In his years as a U.S. federal agent, Tigran Gambaryan helped lead groundbreaking investigations that captured cryptocurrency thieves and money launderers, drug dealers on the dark web, and even crypto-funded child exploitation networks. Now, in his post-government role at the cryptocurrency exchange Binance, he has himself become the target of a very different kind of federal crackdown on cryptocurrencies: Over the past two weeks, he and another Binance manager have been held against their will by Nigerian officials . .
Since February 26, Gambaryan, who now heads Binance’s criminal investigation team, and Nadeem Anjarwalla, Binance’s Kenya-based regional manager for Africa, have been stripped of their passports and locked up in a government building in the Nigerian capital Abuja. According to their families, neither has been notified of any criminal charges against them. Instead, the two men appear to be involved in the broad Nigerian moves to ban cryptocurrency exchanges amid a drastic devaluation of the country’s national currency, according to the Financial times, who first reported the detention of the two executives without identifying them.
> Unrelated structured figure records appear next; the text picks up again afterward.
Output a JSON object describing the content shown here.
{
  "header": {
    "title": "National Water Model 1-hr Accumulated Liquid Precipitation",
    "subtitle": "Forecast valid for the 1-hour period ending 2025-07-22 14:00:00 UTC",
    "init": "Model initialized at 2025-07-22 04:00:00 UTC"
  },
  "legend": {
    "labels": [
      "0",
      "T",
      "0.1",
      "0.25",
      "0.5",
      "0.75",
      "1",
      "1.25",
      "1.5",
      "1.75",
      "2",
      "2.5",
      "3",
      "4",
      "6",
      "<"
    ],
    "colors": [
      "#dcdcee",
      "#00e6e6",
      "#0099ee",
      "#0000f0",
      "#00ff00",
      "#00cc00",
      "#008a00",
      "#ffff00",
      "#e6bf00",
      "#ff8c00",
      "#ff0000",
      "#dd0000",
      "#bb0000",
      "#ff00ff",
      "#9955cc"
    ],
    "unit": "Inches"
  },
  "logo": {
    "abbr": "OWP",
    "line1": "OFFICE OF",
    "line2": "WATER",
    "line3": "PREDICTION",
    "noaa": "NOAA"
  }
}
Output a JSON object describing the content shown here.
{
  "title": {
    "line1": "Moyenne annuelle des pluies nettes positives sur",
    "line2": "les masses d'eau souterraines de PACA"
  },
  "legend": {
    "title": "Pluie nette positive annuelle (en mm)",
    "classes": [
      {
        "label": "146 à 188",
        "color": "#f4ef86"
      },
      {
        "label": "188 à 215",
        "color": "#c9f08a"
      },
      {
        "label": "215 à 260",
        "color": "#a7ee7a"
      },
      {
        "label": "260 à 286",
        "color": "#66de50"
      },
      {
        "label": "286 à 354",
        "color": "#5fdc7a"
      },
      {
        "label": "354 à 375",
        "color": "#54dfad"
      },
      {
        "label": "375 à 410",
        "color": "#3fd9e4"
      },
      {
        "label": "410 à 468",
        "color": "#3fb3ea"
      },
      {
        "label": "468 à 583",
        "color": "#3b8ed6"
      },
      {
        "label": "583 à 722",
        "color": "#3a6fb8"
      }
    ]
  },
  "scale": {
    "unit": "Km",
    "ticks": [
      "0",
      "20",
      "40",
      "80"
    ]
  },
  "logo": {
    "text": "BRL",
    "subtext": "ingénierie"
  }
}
“There’s no definitive answer to anything: how is he doing, what’s going to happen to him, when he comes back,” said Gambaryan’s wife, Yuki Gambaryan. “And the fact that I don’t know that is killing me.”
Gambaryan, a U.S. citizen, and Anjarwalla, a dual citizen of Britain and Kenya, arrived in Abuja on Feb. 25, their families say, following the Nigerian government’s invitation to address its ongoing dispute with Binance. They met with Nigerian officials the next day, intending to speak to the government about its order for the country’s telecom companies to block access to Binance and other cryptocurrency exchanges, which regulators blamed for devaluing the official currency, the naira, and enabling ‘illegal flows’. ” of funds.
Shortly after Gambaryan and Anjarwalla’s first meeting with the Nigerian government, however, Gambaryan and Anjarwalla were taken to their hotels, told to pack up and moved to a “guest house” run by Nigeria’s National Security Agency, their families said. Officials confiscated their passports and have since held the two men in the house against their will for two weeks.
Gambaryan was visited by a U.S. State Department official and Anjarwalla by a representative of the British Foreign Office, their families say, but Nigerian government guards have also remained present at those meetings, preventing them from speaking privately.
When WIRED contacted Binance, a spokesperson declined to comment on what the men or the company itself have been charged with or what demands the Nigerian government may have made for their release. “While it is inappropriate for us to comment on the substance of the claims at this time, we can say that we are working with Nigerian authorities to bring Nadeem and Tigran safely home to their families,” a Binance spokesperson told WIRED. “They are professionals of the highest integrity and we will provide them with all possible support. We trust that a resolution to this matter will be found soon.”